According to website iJailbreak, the flaw uncovered in August by "pod2g" has been fixed.

The bug was related to how previous iterations of iOS handled incoming SMS messages, with the system supporting certain optional features in the SMS specification's User Data Header, including a "reply to" address. A malicious user was able to send spoofed SMS messages to an iPhone owner using any chosen reply number. Because not all phones support the advanced feature, most carriers neglect to check that part of the message, meaning the the vulnerability was seemingly limited to iPhone users.

With iOS 6, Apple has reportedly patched the flaw, no longer allowing SMS spoofing to trick iPhone users into thinking they are receiving a message from a known party.

Comments

  • Reply 1 of 4
    gtrgtr Posts: 3,231member


    Now all Apple has to do is fix the problem at its source and get somebody to go patch the hacker...

  • Reply 2 of 4
    djsherlydjsherly Posts: 1,031member


    As i understand, iPhone's implementation was, er, unique among manufacturers for this aspect of SMS?

  • Reply 3 of 4
    djsherly wrote: »
    As i understand, iPhone's implementation was, er, unique among manufacturers for this aspect of SMS?

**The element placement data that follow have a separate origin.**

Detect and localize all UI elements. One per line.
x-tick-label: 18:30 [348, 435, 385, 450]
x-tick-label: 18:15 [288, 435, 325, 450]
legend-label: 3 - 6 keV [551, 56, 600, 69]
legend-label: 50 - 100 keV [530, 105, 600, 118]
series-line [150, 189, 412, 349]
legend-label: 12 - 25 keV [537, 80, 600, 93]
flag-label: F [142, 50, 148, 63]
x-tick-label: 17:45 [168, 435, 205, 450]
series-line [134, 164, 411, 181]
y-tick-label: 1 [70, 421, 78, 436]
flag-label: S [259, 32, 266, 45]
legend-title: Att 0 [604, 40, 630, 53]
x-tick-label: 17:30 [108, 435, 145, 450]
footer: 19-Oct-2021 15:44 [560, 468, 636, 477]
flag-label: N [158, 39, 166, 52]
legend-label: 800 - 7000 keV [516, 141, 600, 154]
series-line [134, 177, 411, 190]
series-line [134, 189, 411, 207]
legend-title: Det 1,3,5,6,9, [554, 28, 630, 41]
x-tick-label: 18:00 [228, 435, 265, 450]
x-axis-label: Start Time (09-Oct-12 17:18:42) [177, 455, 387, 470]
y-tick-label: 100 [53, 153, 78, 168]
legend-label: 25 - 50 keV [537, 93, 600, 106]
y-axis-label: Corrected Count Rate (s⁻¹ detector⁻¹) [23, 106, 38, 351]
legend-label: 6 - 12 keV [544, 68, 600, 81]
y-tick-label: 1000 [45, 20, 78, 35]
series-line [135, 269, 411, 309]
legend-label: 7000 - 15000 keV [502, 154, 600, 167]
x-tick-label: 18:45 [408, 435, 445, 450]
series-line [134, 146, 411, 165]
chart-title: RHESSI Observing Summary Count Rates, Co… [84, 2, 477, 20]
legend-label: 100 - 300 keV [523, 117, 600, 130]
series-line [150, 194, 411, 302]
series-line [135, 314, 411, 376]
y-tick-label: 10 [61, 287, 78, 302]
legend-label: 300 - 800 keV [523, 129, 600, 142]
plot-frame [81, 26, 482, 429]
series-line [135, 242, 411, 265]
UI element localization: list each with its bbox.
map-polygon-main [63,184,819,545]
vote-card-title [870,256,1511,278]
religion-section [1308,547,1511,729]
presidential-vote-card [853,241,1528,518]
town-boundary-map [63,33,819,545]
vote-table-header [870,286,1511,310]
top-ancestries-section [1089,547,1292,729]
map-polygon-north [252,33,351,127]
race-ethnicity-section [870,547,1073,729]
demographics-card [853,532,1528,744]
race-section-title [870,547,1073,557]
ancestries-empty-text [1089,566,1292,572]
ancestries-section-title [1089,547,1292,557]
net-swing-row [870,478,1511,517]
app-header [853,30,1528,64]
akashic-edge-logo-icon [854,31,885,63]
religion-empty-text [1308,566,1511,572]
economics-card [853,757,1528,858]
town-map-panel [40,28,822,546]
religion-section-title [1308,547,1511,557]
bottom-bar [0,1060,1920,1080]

    From all the articles I read, it was a flaw in many smart and dumb phones. It was also a non issue unless you actually responded to an unknown text aka they can't spoof your friends, if you don't respond to the random text?
  • Reply 4 of 4
    djsherlydjsherly Posts: 1,031member

    Quote:

    Originally Posted by Spacepower View Post





    From all the articles I read, it was a flaw in many smart and dumb phones. It was also a non issue unless you actually responded to an unknown text aka they can't spoof your friends, if you don't respond to the random text?


     


    From the linked article which exposed the issue (http://www.pod2g.org/2012/08/never-trust-sms-ios-text-spoofing.html), not true:


     


    "On iPhone, when you see the message, *it seems to come from the reply-to number*, and you loose track of the origin."